Numa dança de cores, sons e formas, a artista Barbara Engelhardt deu vida à construção de pedra ao projetar sua arte fazendo referências à temática, com trechos do poema de Homero. Só que infelizmente não vi nenhum ciclope. Pena.
O antigo prédio da Prefeitura na praça central também foi contemplado pelo trabalho de tom futurístico do berlinense Philipp Geist. Numa jornada sensorial, os pelos do corpo arrepiam a cada som pesado da obra intitulada Into the Blue.

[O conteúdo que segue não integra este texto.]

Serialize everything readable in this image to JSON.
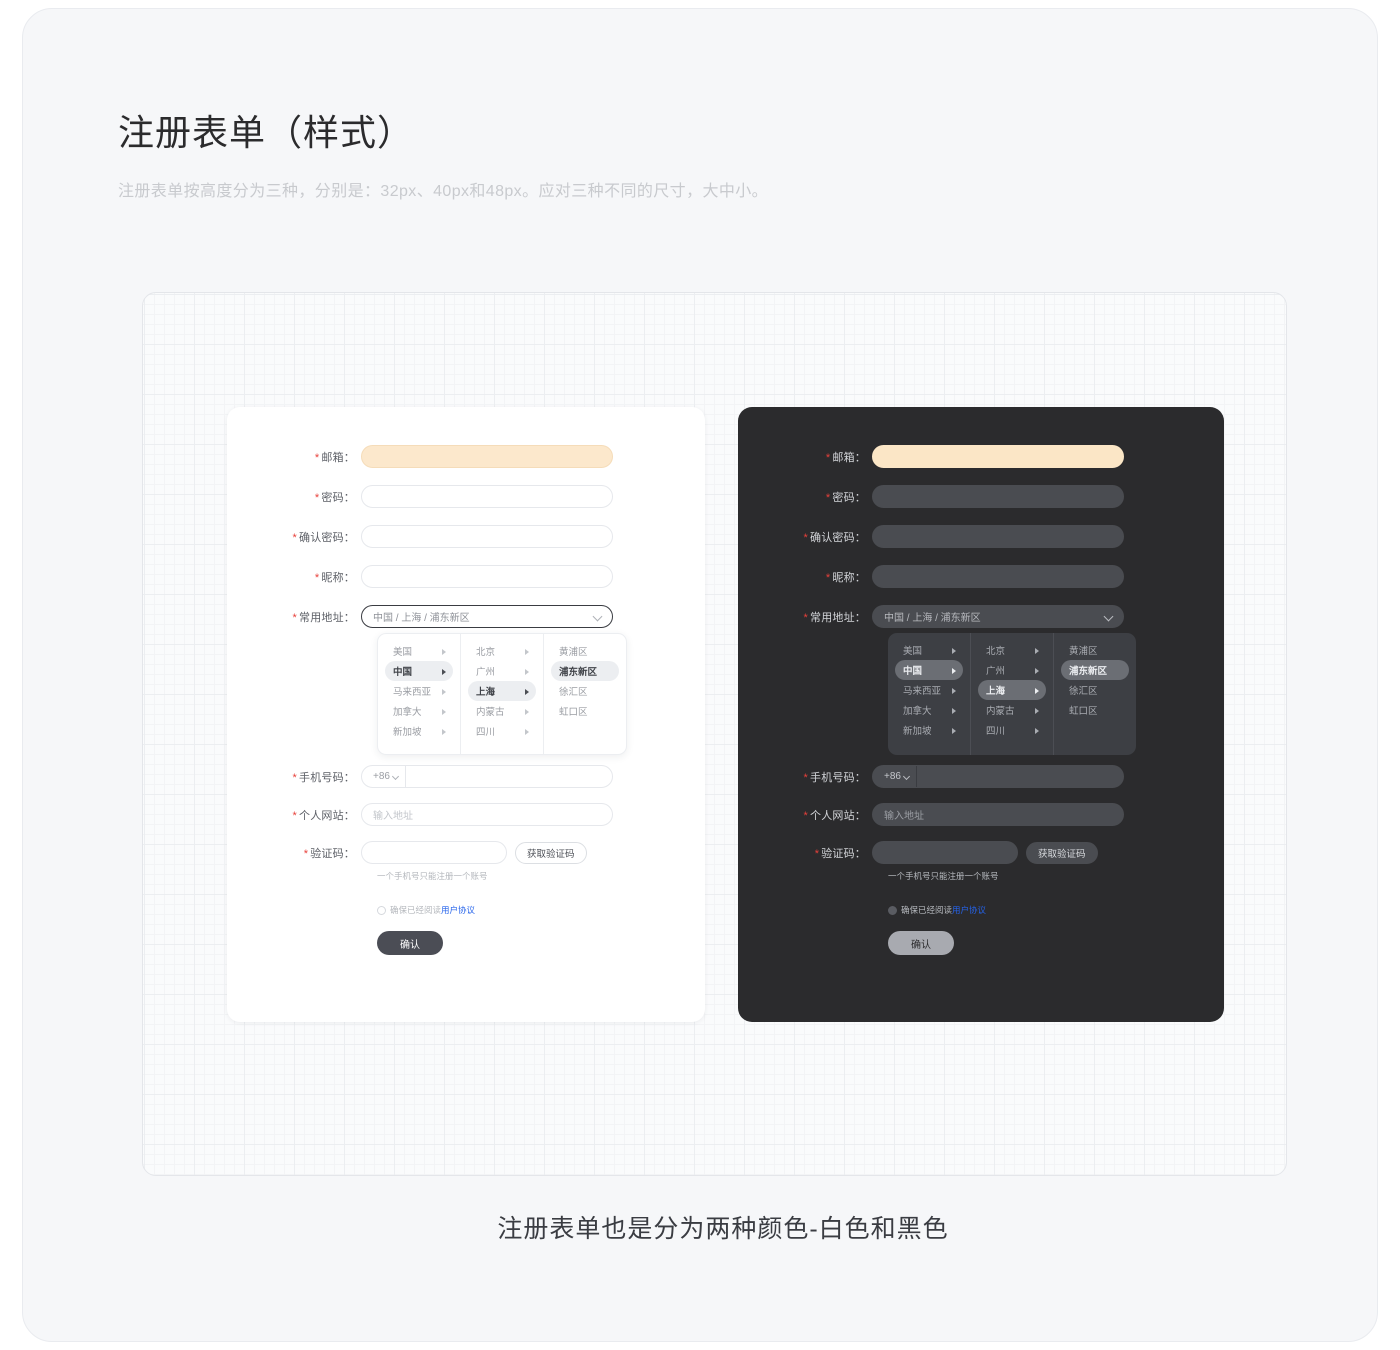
{
  "header": {
    "title": "注册表单（样式）",
    "subtitle": "注册表单按高度分为三种，分别是：32px、40px和48px。应对三种不同的尺寸，大中小。"
  },
  "caption": "注册表单也是分为两种颜色-白色和黑色",
  "colors": {
    "page_bg": "#f6f7f9",
    "panel_light_bg": "#ffffff",
    "panel_dark_bg": "#2b2b2d",
    "email_fill": "#fce8cc",
    "required_star": "#e8403a",
    "link": "#2563eb",
    "primary_light": "#4b4d55",
    "primary_dark": "#a8aab0",
    "cascader_dark_bg": "#3d3f44",
    "cascader_dark_sel": "#6b6e74"
  },
  "form": {
    "labels": {
      "email": "邮箱：",
      "password": "密码：",
      "confirm_password": "确认密码：",
      "nickname": "昵称：",
      "address": "常用地址：",
      "phone": "手机号码：",
      "website": "个人网站：",
      "captcha": "验证码："
    },
    "star": "*",
    "values": {
      "email": "",
      "password": "",
      "confirm_password": "",
      "nickname": "",
      "address": "中国 / 上海 / 浦东新区",
      "phone_prefix": "+86",
      "phone": "",
      "captcha": ""
    },
    "placeholders": {
      "website": "输入地址"
    },
    "hint": "一个手机号只能注册一个账号",
    "captcha_button": "获取验证码",
    "agreement_prefix": "确保已经阅读",
    "agreement_link": "用户协议",
    "submit": "确认"
  },
  "cascader": {
    "columns": [
      {
        "items": [
          {
            "label": "美国",
            "selected": false,
            "has_children": true
          },
          {
            "label": "中国",
            "selected": true,
            "has_children": true
          },
          {
            "label": "马来西亚",
            "selected": false,
            "has_children": true
          },
          {
            "label": "加拿大",
            "selected": false,
            "has_children": true
          },
          {
            "label": "新加坡",
            "selected": false,
            "has_children": true
          }
        ]
      },
      {
        "items": [
          {
            "label": "北京",
            "selected": false,
            "has_children": true
          },
          {
            "label": "广州",
            "selected": false,
            "has_children": true
          },
          {
            "label": "上海",
            "selected": true,
            "has_children": true
          },
          {
            "label": "内蒙古",
            "selected": false,
            "has_children": true
          },
          {
            "label": "四川",
            "selected": false,
            "has_children": true
          }
        ]
      },
      {
        "items": [
          {
            "label": "黄浦区",
            "selected": false,
            "has_children": false
          },
          {
            "label": "浦东新区",
            "selected": true,
            "has_children": false
          },
          {
            "label": "徐汇区",
            "selected": false,
            "has_children": false
          },
          {
            "label": "虹口区",
            "selected": false,
            "has_children": false
          }
        ]
      }
    ]
  }
}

Nela o artista embarca em um jogo de palavras, numa espécie de não-narrativa com composições abstratas e pictóricas e elementos figurativos da história da Odisseia. As imagens evocam andanças dos humanos em que palavras que remetem à esperança pela felicidade se alternam com o medo e desespero.

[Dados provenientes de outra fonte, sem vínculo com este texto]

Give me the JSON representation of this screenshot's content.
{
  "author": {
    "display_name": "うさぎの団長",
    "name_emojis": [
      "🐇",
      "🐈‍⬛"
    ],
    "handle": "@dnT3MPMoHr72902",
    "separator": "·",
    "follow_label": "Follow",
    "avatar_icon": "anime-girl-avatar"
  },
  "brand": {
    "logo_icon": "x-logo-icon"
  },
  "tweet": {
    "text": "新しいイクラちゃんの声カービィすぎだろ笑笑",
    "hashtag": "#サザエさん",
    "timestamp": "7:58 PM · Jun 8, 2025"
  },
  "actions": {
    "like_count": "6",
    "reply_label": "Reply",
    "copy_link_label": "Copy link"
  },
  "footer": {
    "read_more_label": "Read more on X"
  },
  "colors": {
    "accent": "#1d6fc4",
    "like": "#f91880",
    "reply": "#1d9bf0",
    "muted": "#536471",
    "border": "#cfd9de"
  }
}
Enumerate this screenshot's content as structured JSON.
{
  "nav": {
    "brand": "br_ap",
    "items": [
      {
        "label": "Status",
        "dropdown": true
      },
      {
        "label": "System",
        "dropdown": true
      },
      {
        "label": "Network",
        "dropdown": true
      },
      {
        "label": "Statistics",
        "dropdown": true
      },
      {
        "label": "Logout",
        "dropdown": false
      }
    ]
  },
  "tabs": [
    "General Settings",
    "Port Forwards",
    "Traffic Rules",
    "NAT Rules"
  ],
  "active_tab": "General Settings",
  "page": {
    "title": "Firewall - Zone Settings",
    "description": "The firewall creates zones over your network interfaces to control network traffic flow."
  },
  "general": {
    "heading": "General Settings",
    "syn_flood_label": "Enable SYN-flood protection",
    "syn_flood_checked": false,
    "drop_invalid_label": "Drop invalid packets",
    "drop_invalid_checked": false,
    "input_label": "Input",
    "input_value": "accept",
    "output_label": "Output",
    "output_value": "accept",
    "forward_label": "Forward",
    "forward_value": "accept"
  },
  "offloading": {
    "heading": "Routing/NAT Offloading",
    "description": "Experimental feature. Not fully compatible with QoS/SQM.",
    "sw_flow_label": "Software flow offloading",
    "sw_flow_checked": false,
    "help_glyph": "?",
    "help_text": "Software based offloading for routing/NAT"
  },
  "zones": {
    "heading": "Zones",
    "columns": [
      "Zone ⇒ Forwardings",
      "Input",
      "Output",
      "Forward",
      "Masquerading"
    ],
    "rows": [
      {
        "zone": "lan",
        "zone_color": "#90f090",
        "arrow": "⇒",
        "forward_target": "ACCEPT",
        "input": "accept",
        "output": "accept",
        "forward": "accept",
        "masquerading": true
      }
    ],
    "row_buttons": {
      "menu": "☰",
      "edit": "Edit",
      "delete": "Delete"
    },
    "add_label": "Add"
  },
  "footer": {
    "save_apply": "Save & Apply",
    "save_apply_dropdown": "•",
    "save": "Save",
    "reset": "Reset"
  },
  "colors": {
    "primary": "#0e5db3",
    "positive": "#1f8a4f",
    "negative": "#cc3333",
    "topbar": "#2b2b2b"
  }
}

Alguns poucos artistas de rua também tomavam o espaço, timidamente. Eu que não tinha comprado ingresso achando que ele valeria mais para museus (vários dos quais eu já havia visitado) e que eu acabaria vendo o suficiente nas ruas, acabei com uma pontada de decepção no peito.
Um ou outro fazendo sua performance aqui e ali, mas pareciam pouco apreciados, como num dia comum que muitos têm que enfrentar pra ganhar o pão. É, pelo jeito Nürnberg não é calorosa e aberta para artistas independentes como a capital cosmopolita, Berlim. De um lado, o festival provou que a cultura elitizada da Europa também vale para a arte.
Mas é verdade que eu sempre achei única e pura a experiência de andar pelos centros das cidades durante à noite. E Nuremberg, com seu charme de cidade medieval e trazendo uma sensação de segurança infinitamente maior do que nas cidades brasileiras, tornava tudo aquilo ainda mais prazeroso.
“Uma luz azul me guia, com a firmeza e os lampejos do farol”.
E assim fui vagueando, seguindo o fluxo dos postes celestes expostos nas ruas, becos e ladeiras de pedra. Cada caminho iluminado parecia angustiado por contar uma história. Ou começar uma.
Segurando firmemente suas garrafas de cerveja, os alemães faziam questão de mostrar que o significado da palavra Blau (ou azul) na língua germânica nada tem a ver com estar triste, deprimido, mas sim bêbado e feliz. E era assim que eu me sentia.
Milhares de corpos de todas as cores e etnias serpenteavam pelo meio, pelos cantos, subiam e desciam ladeiras e ruas estreitas. Finalmente, equilibrando-me em meio aos paralelepípedos, sentia-me satisfeita por completar a minha Odisseia. E nem precisei me disfarçar de mendigo como Ulisses pra voltar pra casa.
Até o fim da jornada, percebi que a atmosfera era de arte, arte, arte em sua mais pura forma. E com ela despertavam-se emoções, sentimentos indescritíveis. Risadas, gritos, cantos, expressões de encantamento, espanto e admiração. Tudo de mais real que podemos encontrar na alma humana.